A series of court fee increases will come into force today with critics warning they will prevent access to justice for the poorest.

Changes to the upfront court fee for proceedings in England and Wales will increase the fee for compensation claims between £5,000 and £10,000 by 81% from £245 to £445.

An extra £200 fee is added to all claims up to those in excess of £300,000, for which fees are capped at £1,870. Smaller claims will either face smaller increases or no increase at all.

Fees for permission to apply for judicial review rise from £60 to £135, while permission to proceed will jump 216% from £215 to £680.

The Ministry of Justice has made it clear the taxpayer can no longer subsidise those using civil courts. But opponents of the increases say they are unfair and will be counter-productive.

'Being injured is bad enough, without having to face a heavy court fee. This is not a time when anybody needs extra barriers put in their way,’ said Matthew Stockwell, president of the Association of Personal Injury Lawyers.

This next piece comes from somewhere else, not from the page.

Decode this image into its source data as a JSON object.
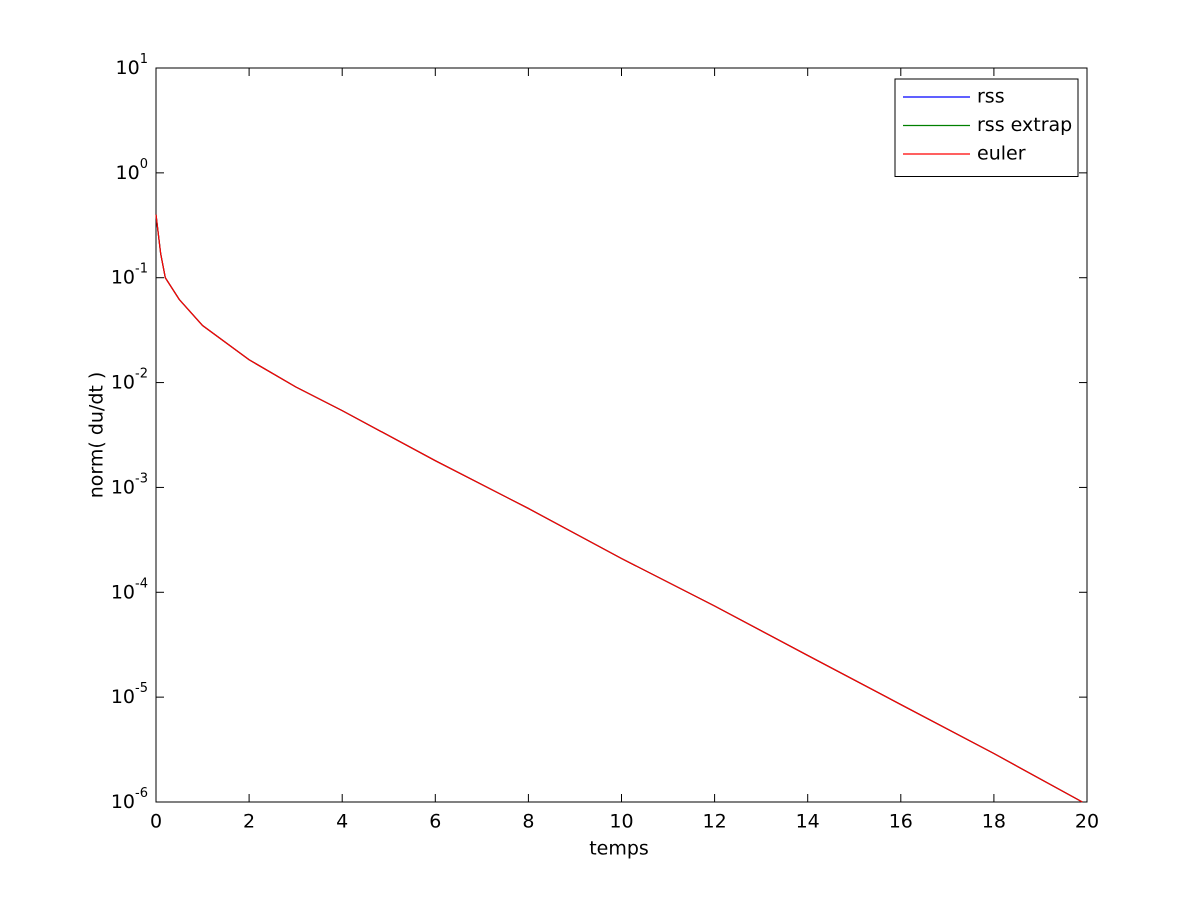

'If injured people are put off making a claim by the upfront court costs and not given the resources to recover, adapt to injuries and support their families by recovering loss of earnings, they may have to claim state benefits and turn to other public services.

'The MoJ is creating an environment where the rich can seek justice, while others must find a way to raise the fee, or shut up and suffer.’

Landlords have also argued they are unlikely to recover their costs when trying to evict a tenant once fees have gone up. The fee for a serving a section eight notice, for an application for possession, and accelerated Section 21 notices will go up from £175 to £280.

The possession claim online service will process the notices for £250, up from £100.

When the new fees were announced, justice minister Shailesh Vara (pictured) said the courts made a cost deficit of £100m last year. He said the government did not believe that courts can be 'immune from the tough decisions’ that had to be taken to bring public spending down.

The fee increases were opposed by, among others, the Law Society, City of London Law Society and the Civil Justice Council.